Спасибо урокам химии, истории и древним китайцам.
Этот самый порох, упакованный в ребристые керамические горшки с затертыми крышками, я и укладывала сейчас в мешок. Что-то мне подсказывало, что спокойная жизнь закончилась и сюда я не вернусь.
Я присела на лавку переводя дыхание.
Надо бы сходить Ихора проверить, он просил, когда вернусь обязательно зайти к нему.
Ихор раньше служил на границе с Росакаром.
Женился и жена вроде хорошая была, и хозяйство справное было, целых два поля. Пара коров, пять коз, куры, утки. Зажиточный крестьянин, одним словом. Да вот беда, решил он прикупить еще земли, побольше. И пожадничал, пошел на год, наемником на границу. Платят наемникам неплохо. Хозяйство на жену оставил, да на её родственников.
Это мне Анея рассказывала.
Однако жена Ихора родив ему сына, умерла от родильной горячки так и не успев дождаться возвращения любимого мужа с границы, а новорожденный сын умер от неизвестной местным лекарям болезни. А Ихору в одной из стычек с дикими горгами спалило половину тела.
Возвращение его домой, прямо сказать, было нерадостным. Родственники привыкшие распоряжаться его имуществом как своим собственным, сначала пытались сделать вид, что не узнали вернувшегося с границы воина.
После многочисленных скандалов и дележа имущества горластой родней, Ихора поселили в конюшню. Два поля и основательный бревенчатый дом пятистенок прибрал к рукам предприимчивый местный староста, объясняя, что инвалид поля пахать не может, и за домом следить тоже. Животных разобрали по рукам ближние и дальние родственники.
Анея Ихора жалела, и потому подкармливала, то пирогами, то горшком наваристого супа.
Варила ему специальные мази, которые снимали боль.
Я подхватила из буфета глиняную чашку с невиданной роскошью: печеньем, эх, хотела полакомиться по возвращению. Отсыпала половину в мешочек, сунула в карман. Другую половину высыпала в чашку, сверху положила булку хлеба и кусок вареного мяса.
И выскочив из дома, пригибаясь, чтобы не было видно из-за заборов, бегом побежала в сторону конюшни.
Сквозь щели в воротах пробивался свет, значит несмотря на темноту Ихор еще не спал.
– Тук-тук, – я ужом скользнула в конюшню, – Ихор, ты где?
– Здесь, – отозвался он громким шепотом, – в крайнем деннике, Ингарра.
Вообще-то меня зовут Инга, Инга Владимировна Савельева. А здесь, вот, переделали мое имя на местный манер: Ингарра.
В деннике моим глазам предстала странная картина, на кучу сена было брошено одеяло, на нем, укрывшись вторым одеялом, лежал Ихор. Рядом стояла глинянные миска с остатками какой то еды и кружка с водой.
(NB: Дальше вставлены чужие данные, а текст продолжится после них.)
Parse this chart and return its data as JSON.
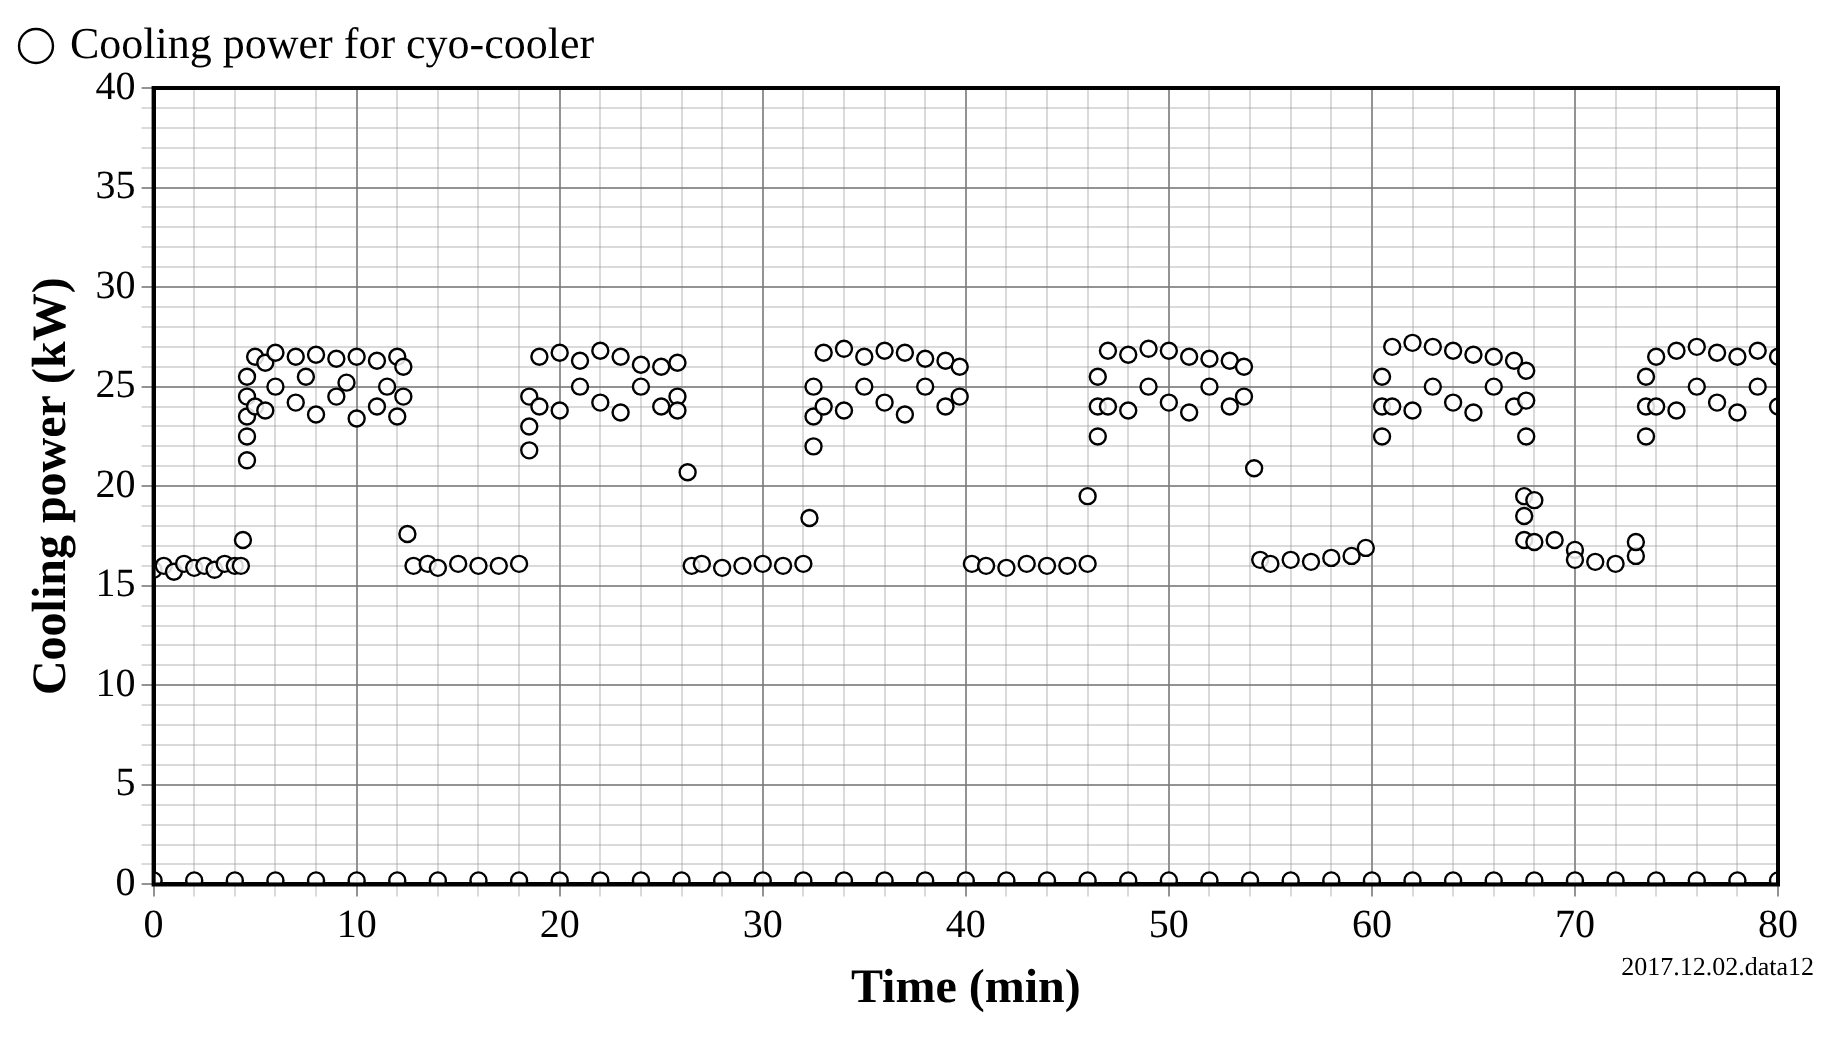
{
  "chart_data": {
    "type": "scatter",
    "xlabel": "Time (min)",
    "ylabel": "Cooling power (kW)",
    "annotations": [
      "2017.12.02.data12"
    ],
    "xlim": [
      0,
      80
    ],
    "ylim": [
      0,
      40
    ],
    "xticks": [
      0,
      {
        "value": 2,
        "label": null
      },
      {
        "value": 4,
        "label": null
      },
      {
        "value": 6,
        "label": null
      },
      {
        "value": 8,
        "label": null
      },
      10,
      {
        "value": 12,
        "label": null
      },
      {
        "value": 14,
        "label": null
      },
      {
        "value": 16,
        "label": null
      },
      {
        "value": 18,
        "label": null
      },
      20,
      {
        "value": 22,
        "label": null
      },
      {
        "value": 24,
        "label": null
      },
      {
        "value": 26,
        "label": null
      },
      {
        "value": 28,
        "label": null
      },
      30,
      {
        "value": 32,
        "label": null
      },
      {
        "value": 34,
        "label": null
      },
      {
        "value": 36,
        "label": null
      },
      {
        "value": 38,
        "label": null
      },
      40,
      {
        "value": 42,
        "label": null
      },
      {
        "value": 44,
        "label": null
      },
      {
        "value": 46,
        "label": null
      },
      {
        "value": 48,
        "label": null
      },
      50,
      {
        "value": 52,
        "label": null
      },
      {
        "value": 54,
        "label": null
      },
      {
        "value": 56,
        "label": null
      },
      {
        "value": 58,
        "label": null
      },
      60,
      {
        "value": 62,
        "label": null
      },
      {
        "value": 64,
        "label": null
      },
      {
        "value": 66,
        "label": null
      },
      {
        "value": 68,
        "label": null
      },
      70,
      {
        "value": 72,
        "label": null
      },
      {
        "value": 74,
        "label": null
      },
      {
        "value": 76,
        "label": null
      },
      {
        "value": 78,
        "label": null
      },
      80
    ],
    "yticks": [
      0,
      {
        "value": 1,
        "label": null
      },
      {
        "value": 2,
        "label": null
      },
      {
        "value": 3,
        "label": null
      },
      {
        "value": 4,
        "label": null
      },
      5,
      {
        "value": 6,
        "label": null
      },
      {
        "value": 7,
        "label": null
      },
      {
        "value": 8,
        "label": null
      },
      {
        "value": 9,
        "label": null
      },
      10,
      {
        "value": 11,
        "label": null
      },
      {
        "value": 12,
        "label": null
      },
      {
        "value": 13,
        "label": null
      },
      {
        "value": 14,
        "label": null
      },
      15,
      {
        "value": 16,
        "label": null
      },
      {
        "value": 17,
        "label": null
      },
      {
        "value": 18,
        "label": null
      },
      {
        "value": 19,
        "label": null
      },
      20,
      {
        "value": 21,
        "label": null
      },
      {
        "value": 22,
        "label": null
      },
      {
        "value": 23,
        "label": null
      },
      {
        "value": 24,
        "label": null
      },
      25,
      {
        "value": 26,
        "label": null
      },
      {
        "value": 27,
        "label": null
      },
      {
        "value": 28,
        "label": null
      },
      {
        "value": 29,
        "label": null
      },
      30,
      {
        "value": 31,
        "label": null
      },
      {
        "value": 32,
        "label": null
      },
      {
        "value": 33,
        "label": null
      },
      {
        "value": 34,
        "label": null
      },
      35,
      {
        "value": 36,
        "label": null
      },
      {
        "value": 37,
        "label": null
      },
      {
        "value": 38,
        "label": null
      },
      {
        "value": 39,
        "label": null
      },
      40
    ],
    "grid": true,
    "legend": "top left",
    "marker": "circle",
    "series": [
      {
        "name": "Cooling power for cyo-cooler",
        "color": "#000000",
        "x": [
          0,
          0.5,
          1,
          1.5,
          2,
          2.5,
          3,
          3.5,
          4,
          4.3,
          4.4,
          4.6,
          4.6,
          4.6,
          4.6,
          4.6,
          5,
          5,
          5.5,
          5.5,
          6,
          6,
          7,
          7,
          7.5,
          8,
          8,
          9,
          9,
          9.5,
          10,
          10,
          11,
          11,
          11.5,
          12,
          12,
          12.3,
          12.3,
          12.5,
          12.8,
          13.5,
          14,
          15,
          16,
          17,
          18,
          18.5,
          18.5,
          18.5,
          19,
          19,
          20,
          20,
          21,
          21,
          22,
          22,
          23,
          23,
          24,
          24,
          25,
          25,
          25.8,
          25.8,
          25.8,
          26.3,
          26.5,
          27,
          28,
          29,
          30,
          31,
          32,
          32.3,
          32.5,
          32.5,
          32.5,
          33,
          33,
          34,
          34,
          35,
          35,
          36,
          36,
          37,
          37,
          38,
          38,
          39,
          39,
          39.7,
          39.7,
          40.3,
          41,
          42,
          43,
          44,
          45,
          46,
          46,
          46.5,
          46.5,
          46.5,
          47,
          47,
          48,
          48,
          49,
          49,
          50,
          50,
          51,
          51,
          52,
          52,
          53,
          53,
          53.7,
          53.7,
          54.2,
          54.5,
          55,
          56,
          57,
          58,
          59,
          59.7,
          60.5,
          60.5,
          60.5,
          61,
          61,
          62,
          62,
          63,
          63,
          64,
          64,
          65,
          65,
          66,
          66,
          67,
          67,
          67.6,
          67.6,
          67.6,
          67.5,
          67.5,
          67.5,
          68,
          68,
          69,
          70,
          70,
          71,
          72,
          73,
          73,
          73.5,
          73.5,
          73.5,
          74,
          74,
          75,
          75,
          76,
          76,
          77,
          77,
          78,
          78,
          79,
          79,
          80,
          80,
          0,
          2,
          4,
          6,
          8,
          10,
          12,
          14,
          16,
          18,
          20,
          22,
          24,
          26,
          28,
          30,
          32,
          34,
          36,
          38,
          40,
          42,
          44,
          46,
          48,
          50,
          52,
          54,
          56,
          58,
          60,
          62,
          64,
          66,
          68,
          70,
          72,
          74,
          76,
          78,
          80
        ],
        "values": [
          15.8,
          16,
          15.7,
          16.1,
          15.9,
          16,
          15.8,
          16.1,
          16,
          16,
          17.3,
          21.3,
          22.5,
          23.5,
          24.5,
          25.5,
          26.5,
          24,
          26.2,
          23.8,
          26.7,
          25,
          26.5,
          24.2,
          25.5,
          26.6,
          23.6,
          26.4,
          24.5,
          25.2,
          26.5,
          23.4,
          26.3,
          24,
          25,
          26.5,
          23.5,
          26,
          24.5,
          17.6,
          16,
          16.1,
          15.9,
          16.1,
          16,
          16,
          16.1,
          21.8,
          23,
          24.5,
          26.5,
          24,
          26.7,
          23.8,
          26.3,
          25,
          26.8,
          24.2,
          26.5,
          23.7,
          26.1,
          25,
          26,
          24,
          26.2,
          24.5,
          23.8,
          20.7,
          16,
          16.1,
          15.9,
          16,
          16.1,
          16,
          16.1,
          18.4,
          22,
          23.5,
          25,
          26.7,
          24,
          26.9,
          23.8,
          26.5,
          25,
          26.8,
          24.2,
          26.7,
          23.6,
          26.4,
          25,
          26.3,
          24,
          26,
          24.5,
          16.1,
          16,
          15.9,
          16.1,
          16,
          16,
          16.1,
          19.5,
          22.5,
          24,
          25.5,
          26.8,
          24,
          26.6,
          23.8,
          26.9,
          25,
          26.8,
          24.2,
          26.5,
          23.7,
          26.4,
          25,
          26.3,
          24,
          26,
          24.5,
          20.9,
          16.3,
          16.1,
          16.3,
          16.2,
          16.4,
          16.5,
          16.9,
          22.5,
          24,
          25.5,
          27,
          24,
          27.2,
          23.8,
          27,
          25,
          26.8,
          24.2,
          26.6,
          23.7,
          26.5,
          25,
          26.3,
          24,
          25.8,
          24.3,
          22.5,
          19.5,
          18.5,
          17.3,
          19.3,
          17.2,
          17.3,
          16.8,
          16.3,
          16.2,
          16.1,
          16.5,
          17.2,
          22.5,
          24,
          25.5,
          26.5,
          24,
          26.8,
          23.8,
          27,
          25,
          26.7,
          24.2,
          26.5,
          23.7,
          26.8,
          25,
          26.5,
          24,
          0.2,
          0.2,
          0.2,
          0.2,
          0.2,
          0.2,
          0.2,
          0.2,
          0.2,
          0.2,
          0.2,
          0.2,
          0.2,
          0.2,
          0.2,
          0.2,
          0.2,
          0.2,
          0.2,
          0.2,
          0.2,
          0.2,
          0.2,
          0.2,
          0.2,
          0.2,
          0.2,
          0.2,
          0.2,
          0.2,
          0.2,
          0.2,
          0.2,
          0.2,
          0.2,
          0.2,
          0.2,
          0.2,
          0.2,
          0.2,
          0.2
        ]
      }
    ]
  }
}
В подсвечнике на стене тускло горела свеча высвечивая резкие, осунувшиеся, черты лица Ихора. По углам метались тени и стоял невыносимый сладковатый запах.
– Я уж думал тебя не дождусь, – он устало опустил голову на сено.
– Ихор, а я вот тебе печенье принесла – я присела рядом, отодвигая пахнущую тухлым чесноком миску подальше, – а что тут случилось, почему не дождешься?
В ответ Ихор, нашарил в полутьме мою руку и сжал.
– Да что случилось? – поведение мужчины меня окончательно испугало, – Ихор?
Меня вдруг осенило:
– Это Гарта, да? Что эта дрянь сотворила на этот раз?
Гартой звали жену старосты. Была она громкоголосая, высокая, статная, а заодно злопамятная и очень жадная дама. С её легкой руки и громкого голоса, Ихора и переселили сюда.
Ихор бросил быстрый взгляд на миску, которую я так тщательно отодвигала.
– Думаю, она меня отравила, – сообщил он ровным голосом.
Я вскочила на ноги.
– Что? Почему ты молчал? Надо было сразу сказать, сейчас я…
– Сядь Ингарра, – шепотом, но очень убедительно приказал мне Ихор, – даже когда я сам это понял было уже поздно что-либо делать. – Он раздраженно махнул рукой, пресекая мои возражения, – Слушай внимательно. Она, все время пока ты с Анеей были в городе распускала слухи про неурожай и ведьм, про то, что поле вы испортили. И как ты в лес ушла говорила, что не зря ты одна из города вернулась. Понимаешь, что это значит? Уж не знаю, чем вы её задели.